Let us draw the same, but with the labels and with the path $(10, 3, 4, 5, 14, 15)$ marked light green (*lime*):

In [ ]:

```
plt.figure(figsize=(7,4))
path = [10, 3, 4, 5, 14, 15]
# Draw the edges
nx.draw_networkx_edges(yellow,
pos=pos,
width=1
)
# Draw the leaves
nx.draw_networkx_nodes(yellow,
pos=pos,
node_size=450, node_color="#fdde57", linewidths=1,
nodelist=[node for node in yellow.nodes() if len(yellow.neighbors(node)) == 1]
)
# Draw the remaining nodes
nx.draw_networkx_nodes(yellow,
pos=pos,
node_size=450, node_color="white", linewidths=1,
nodelist=[node for node in yellow.nodes() if len(yellow.neighbors(node)) != 1]
)
# Draw labels
nx.draw_networkx_labels(yellow,
pos=pos,
)
# Draw the path nodes in light red with a "glow" effect
# (actually, a "strong" red with a low alpha and thick lines)
nodes = nx.draw_networkx_nodes(yellow,
pos=pos,
alpha=0.2,
node_size=450, node_color="lime", linewidths=5,
nodelist=path
)
nodes.set_edgecolor('lime')
nx.draw_networkx_edges(yellow,
pos=pos,
alpha=0.2, edge_color="lime",
width=5,
edgelist=[ (f,t) for f,t in zip(path, path[1:])]
)
plt.axis("off")
plt.show()
```

**Note:** Be careful when plotting graphs in several steps, as the positions of the nodes are given randomly by some layouts (for example, the *spring* layout).

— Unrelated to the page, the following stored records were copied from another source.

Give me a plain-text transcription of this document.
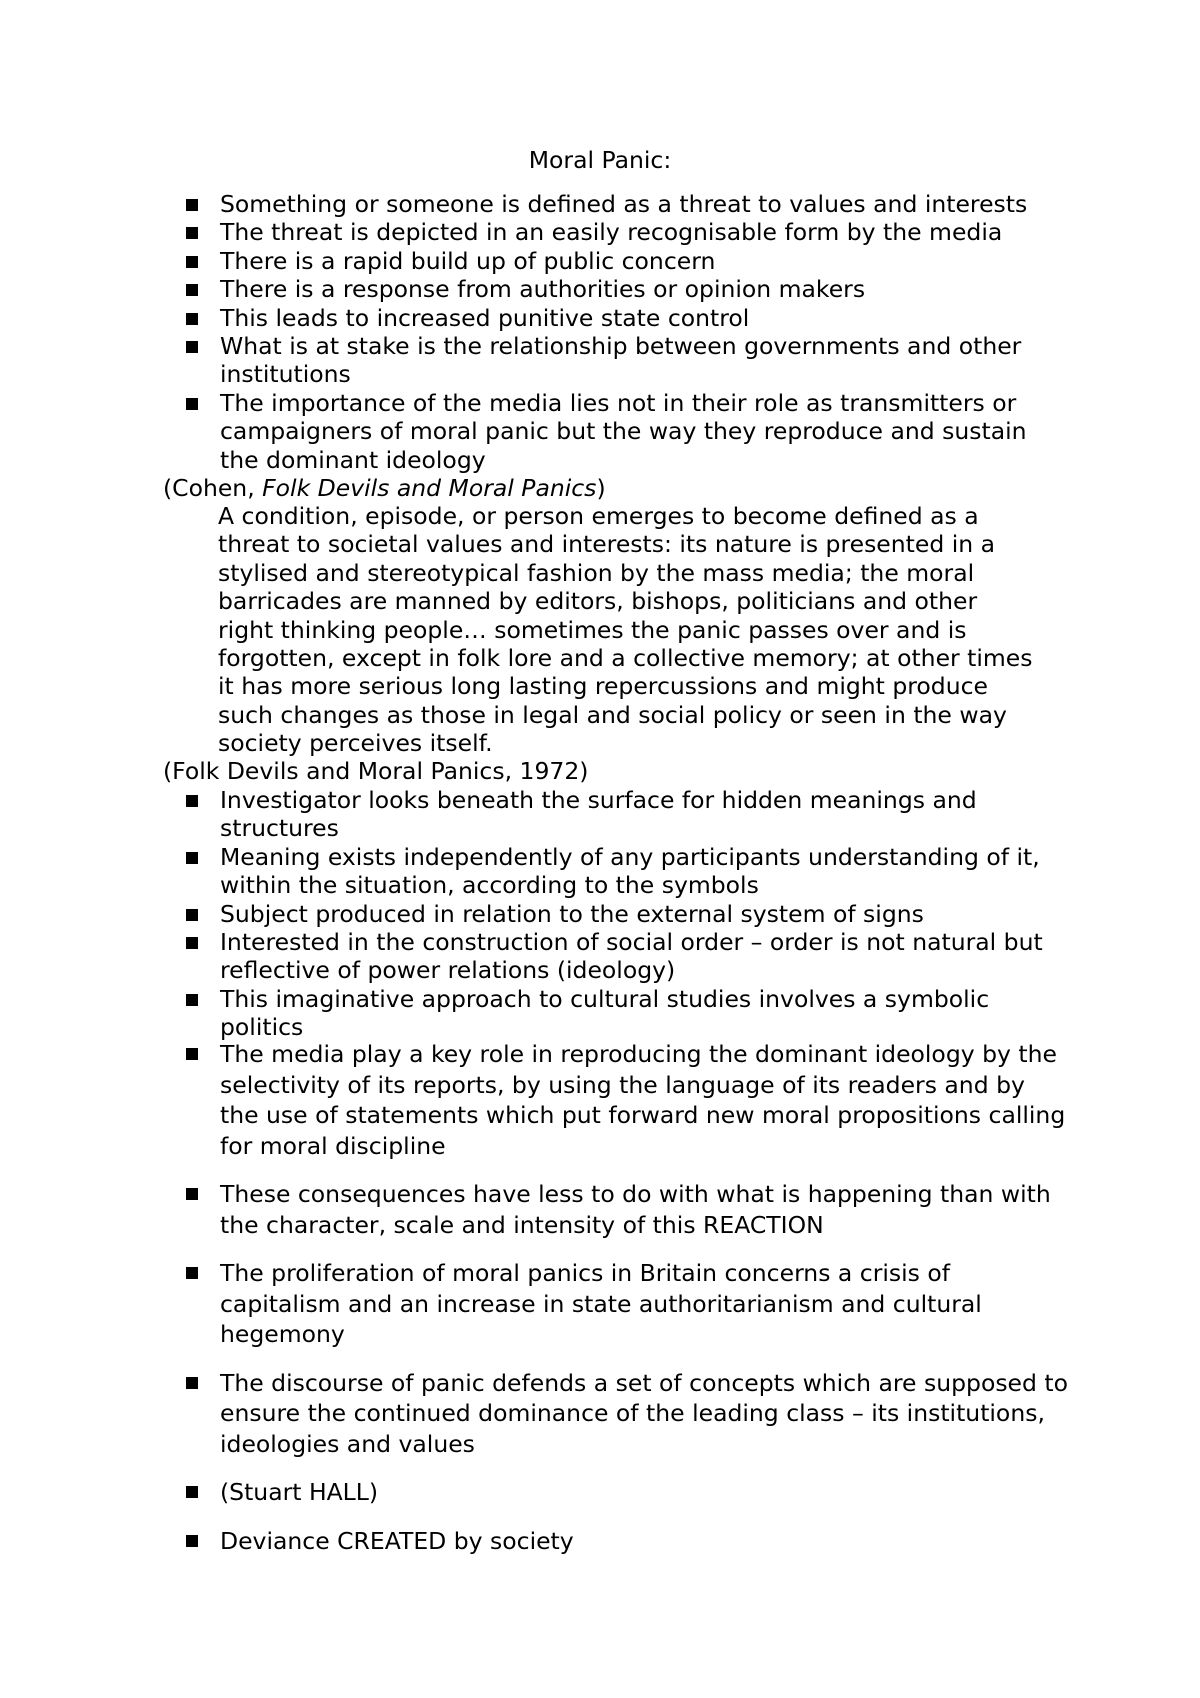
Moral Panic:
Something or someone is defined as a threat to values and interests
The threat is depicted in an easily recognisable form by the media
There is a rapid build up of public concern
There is a response from authorities or opinion makers
This leads to increased punitive state control
What is at stake is the relationship between governments and other institutions
The importance of the media lies not in their role as transmitters or campaigners of moral panic but the way they reproduce and sustain the dominant ideology
(Cohen, Folk Devils and Moral Panics)

A condition, episode, or person emerges to become defined as a

threat to societal values and interests: its nature is presented in a

stylised and stereotypical fashion by the mass media; the moral

barricades are manned by editors, bishops, politicians and other

right thinking people… sometimes the panic passes over and is

forgotten, except in folk lore and a collective memory; at other times

it has more serious long lasting repercussions and might produce

such changes as those in legal and social policy or seen in the way

society perceives itself.

(Folk Devils and Moral Panics, 1972)
Investigator looks beneath the surface for hidden meanings and structures
Meaning exists independently of any participants understanding of it, within the situation, according to the symbols
Subject produced in relation to the external system of signs
Interested in the construction of social order – order is not natural but reflective of power relations (ideology)
This imaginative approach to cultural studies involves a symbolic politics
The media play a key role in reproducing the dominant ideology by the selectivity of its reports, by using the language of its readers and by the use of statements which put forward new moral propositions calling for moral discipline
These consequences have less to do with what is happening than with the character, scale and intensity of this REACTION
The proliferation of moral panics in Britain concerns a crisis of capitalism and an increase in state authoritarianism and cultural hegemony
The discourse of panic defends a set of concepts which are supposed to ensure the continued dominance of the leading class – its institutions, ideologies and values
(Stuart HALL)
Deviance CREATED by society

For example, our above "yellow leaves, white inner nodes, no labels" plot, with the positions defined by the `spring_layout`

function, might not look as glamourous as before:

In [ ]:

```
plt.figure(figsize=(7,4))
# Draw the edges
nx.draw_networkx_edges(yellow,
pos=nx.spring_layout(yellow),
width=1
)
# Draw the leaves
nx.draw_networkx_nodes(yellow,
pos=nx.spring_layout(yellow),
node_size=350, node_color="#fdde57", linewidths=1,
nodelist=[node for node in yellow.nodes() if len(yellow.neighbors(node)) == 1]
)
# Draw the remaining nodes
nx.draw_networkx_nodes(yellow,
pos=nx.spring_layout(yellow),
node_size=350, node_color="white", linewidths=1,
nodelist=[node for node in yellow.nodes() if len(yellow.neighbors(node)) != 1]
)
plt.axis("off")
plt.show()
```

The proper way to do this is to preserve the positions in a variable and then use it in all three calls to the `draw_networkx_*`

functions:

In [ ]:

```
plt.figure(figsize=(7,4))
# Define the positions via Fruchterman-Reingold force-directed algorithm
spos = nx.spring_layout(yellow)
# Draw the edges
nx.draw_networkx_edges(yellow,
pos=spos,
width=1
)
# Draw the leaves
nx.draw_networkx_nodes(yellow,
pos=spos,
node_size=350, node_color="#fdde57", linewidths=1,
nodelist=[node for node in yellow.nodes() if len(yellow.neighbors(node)) == 1]
)
# Draw the remaining nodes
nx.draw_networkx_nodes(yellow,
pos=spos,
node_size=350, node_color="white", linewidths=1,
nodelist=[node for node in yellow.nodes() if len(yellow.neighbors(node)) != 1]
)
plt.axis("off")
plt.show()
```

Not the prettiest sight, but at least it is correct now. ☺

Here is a simple display of all the available layouts in action (each one twice, to see which are randomized):

In [ ]:

```
for layout in [ nx.circular_layout, nx.random_layout,
nx.shell_layout, nx.spring_layout, nx.spectral_layout ]:
for k in range(1,3):
print("{} ({})".format(layout.__name__, k))
plt.figure(figsize=(7,4))
# Define the positions via Fruchterman-Reingold force-directed algorithm
spos = layout(yellow)
# Draw the edges
nx.draw_networkx_edges(yellow,
pos=spos,
width=1
)
# Draw the leaves
nx.draw_networkx_nodes(yellow,
pos=spos,
node_size=350, node_color="#fdde57", linewidths=1,
nodelist=[node for node in yellow.nodes() if len(yellow.neighbors(node)) == 1]
)
# Draw the remaining nodes
nx.draw_networkx_nodes(yellow,
pos=spos,
node_size=350, node_color="white", linewidths=1,
nodelist=[node for node in yellow.nodes() if len(yellow.neighbors(node)) != 1]
)
plt.axis("off")
plt.show()
```

We can do a lot more:

The plots can be saved, the same way anything else in Matplotlib is saved: using the

`savefig`function.We can work with weighted and with directed graphs.

We can do most of the usual things that are done with graphs, using NetworkX' rich algorithms collection.